Summary and Conclusions
Rhodiola rosea extract WS® 1375 has a promising pharmacological and therapeutic profile for the treatment of fatigue and physical exhaustion associated with post-COVID-19 conditions. This is evident from clinical studies demonstrating significant improvement in the symptoms of fatigue and exhaustion in patients with various underlying conditions.

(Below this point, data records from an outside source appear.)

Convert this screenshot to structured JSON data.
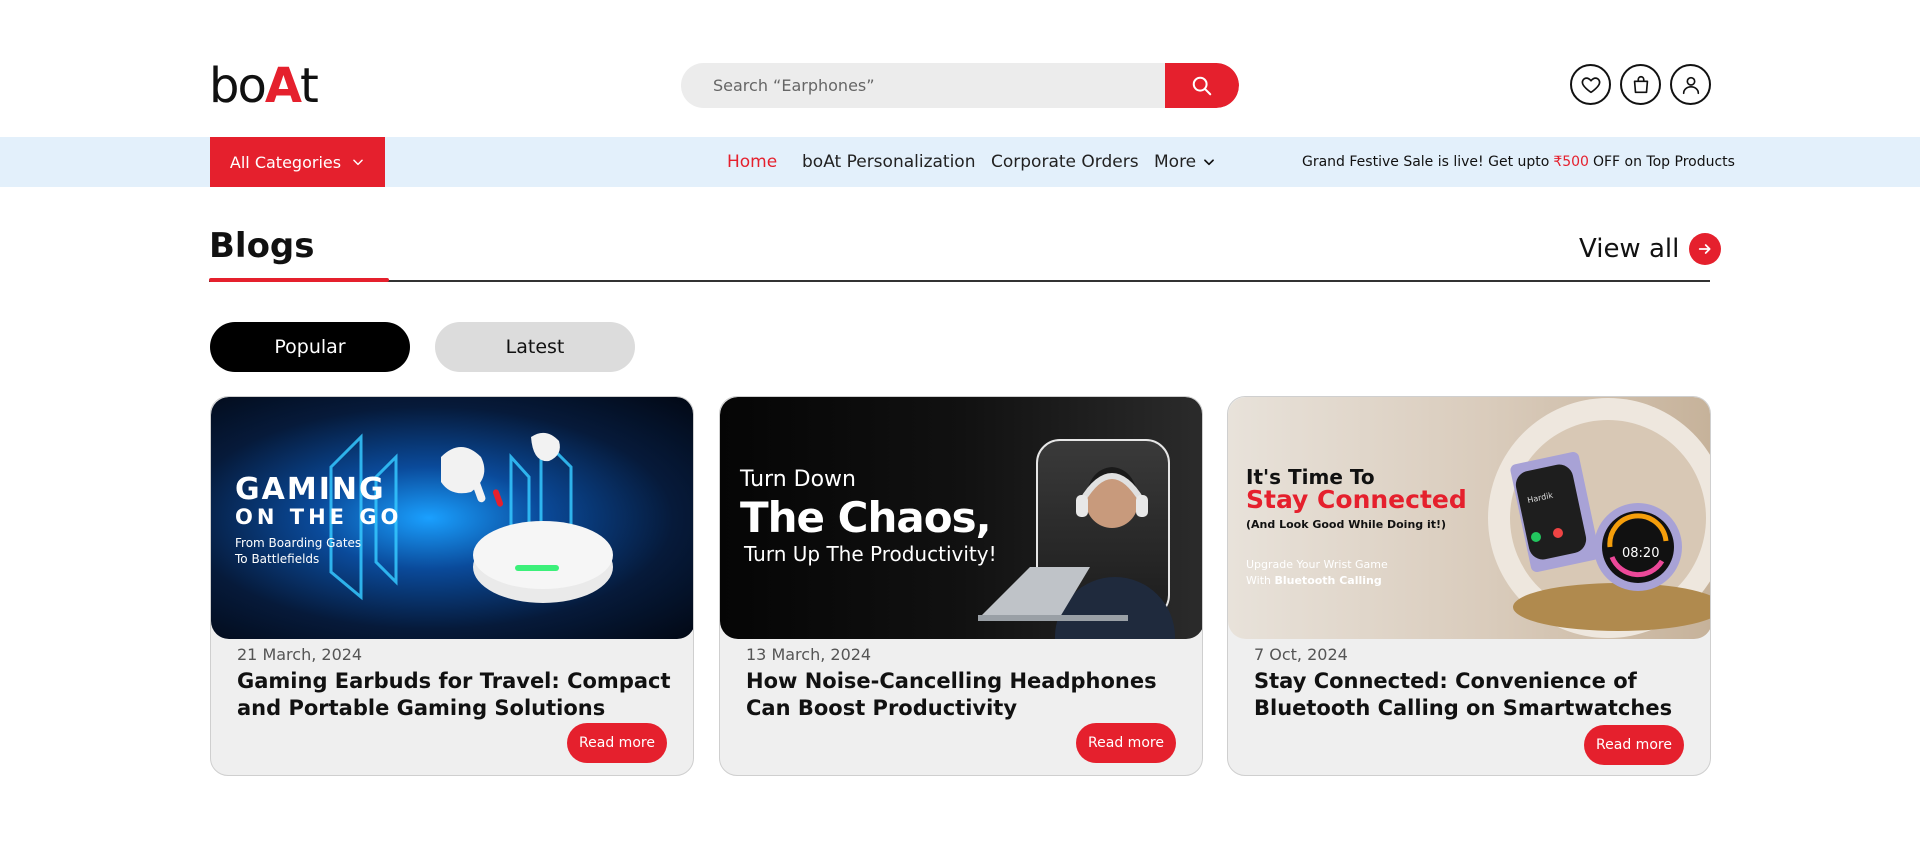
{
  "header": {
    "logo_prefix": "bo",
    "logo_a": "A",
    "logo_suffix": "t",
    "search_placeholder": "Search “Earphones”",
    "search_icon": "search-icon",
    "wishlist_icon": "heart-icon",
    "cart_icon": "shopping-bag-icon",
    "account_icon": "user-icon"
  },
  "nav": {
    "categories_label": "All Categories",
    "links": [
      "Home",
      "boAt Personalization",
      "Corporate Orders",
      "More"
    ],
    "promo_prefix": "Grand Festive Sale is live! Get upto",
    "promo_amount": "₹500",
    "promo_suffix": "OFF on Top Products"
  },
  "blogs": {
    "title": "Blogs",
    "view_all": "View all",
    "tabs": [
      "Popular",
      "Latest"
    ],
    "active_tab": "Popular",
    "cards": [
      {
        "date": "21 March, 2024",
        "title": "Gaming Earbuds for Travel: Compact and Portable Gaming Solutions",
        "cta": "Read more",
        "banner": {
          "line1": "GAMING",
          "line2": "ON THE GO",
          "line3": "From Boarding Gates",
          "line4": "To Battlefields"
        }
      },
      {
        "date": "13 March, 2024",
        "title": "How Noise-Cancelling Headphones Can Boost Productivity",
        "cta": "Read more",
        "banner": {
          "line1": "Turn Down",
          "line2": "The Chaos,",
          "line3": "Turn Up The Productivity!"
        }
      },
      {
        "date": "7 Oct, 2024",
        "title": "Stay Connected: Convenience of Bluetooth Calling on Smartwatches",
        "cta": "Read more",
        "banner": {
          "line1": "It's Time To",
          "line2": "Stay Connected",
          "line3": "(And Look Good While Doing it!)",
          "line4": "Upgrade Your Wrist Game",
          "line5_prefix": "With",
          "line5_bold": "Bluetooth Calling",
          "watch_time": "08:20",
          "watch_caller": "Hardik"
        }
      }
    ]
  },
  "colors": {
    "accent": "#e5202d",
    "nav_bg": "#e3f0fb",
    "card_bg": "#efefef"
  }
}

Therefore, further studies with Rhodiola extracts of high quality such as in registered medicinal products with highest standards of quality control and quality assurance are warranted.
Siegfried Kasper MD
Medical University of Vienna
Center for Brain Research
Department of Molecular Neuroscience
Spitalgasse 4, 1090 Vienna, Austria
Conflict of Interest (COI)
TW: has received honoraria from Schwabe for writing manuscripts over the last years; DE: Androlabs, Bayer, Besins and Schwabe have paid honoraria and/or travel expenses and/or accommodation over the last three years; SK: has received grants/research support, consulting fees and/or honoraria within the last 3 years; grant/research support from Lundbeck; he has served as a consultant or on advisory boards Celegne, IQVIA, Janssen, Lundbeck, Mundipharma, Recordati, Takeda and Schwabe; and he has served on speakers bureaus for Angelini, Aspen Farmaceutica S.A., Janssen, Krka Pharma, Lundbeck, Medichem Pharmaceuticals Inc., Neuraxpharma, OM Pharma, Pierre Fabre, Sanofi, Servier, Schwabe, Sun Pharma.
All authors participated in the conception, review of data and writing the review.